The Log Analytics Agent collects Windows event logs, performance counters, IIS logs and file based logs on Windows. On Linux, it collects syslog, syslog, performance counters and file based logs. It sends the data collected to Azure Monitor. Multi-homing is only supported for Windows. Log Analytics Agent is also a requirement for other services such as the Dependency Agent, Azure Security Center, Azure Sentinel and Azure Automation Change Tracking and Update Management feature.
There are two major drawback of Azure Log Analytics Agent:
- It cannot send data to Azure Monitor Metrics, Azure Storage or Azure Event Hubs.
- It is also very hard to manage because it needs to be configured at each VM.
These are the areas that Azure Monitoring Agent (AMA) aims to solve. With AMA, the data collection is managed on Azure monitor side using DCRs (Data Collection Rule) that you then associate to VMs.
If you use Log Analytics Agent and want to archive your logs into Azure Storage, then the way around this is to build another computation logic to export it out from Azure Monitor. This can be done using something like Logic App or Power Automate. See this article for more details.

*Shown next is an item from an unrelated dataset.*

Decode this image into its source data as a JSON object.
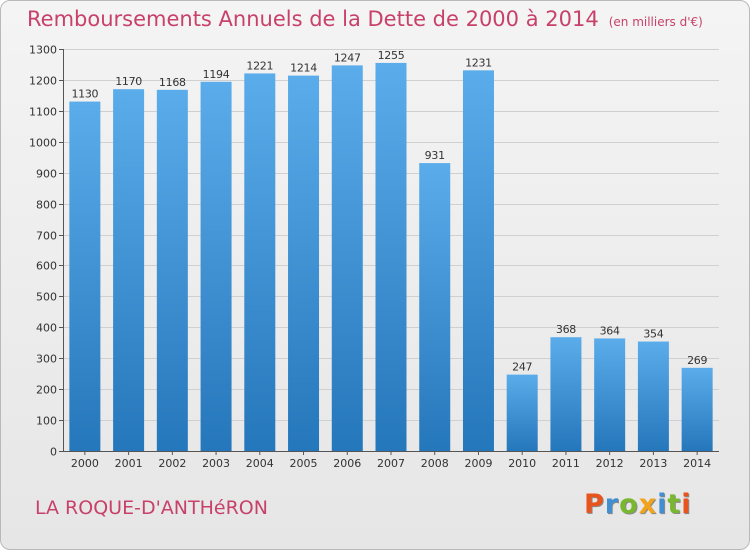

I hope the information so far gives you an understanding of what each agents are, what their limitations are and the scenarios that they are applicable to. If I were to sum this up, it would be:
- Azure Monitor Agent (AMA) is your first go to if you can live with the limitations, else
- If your VMs are all in Azure, go with Azure Diagnostics Extension, else
- If your workloads are outside of Azure use the Log Analytics Agent
- If 2 or more agents co-exist, be aware of potential data duplicate in Azure Monitor
As always, this is only a baseline or starting point but I do hope it helps. Please read through the official Microsoft documentation and assess your use case in greater detail, especially this Microsoft Article.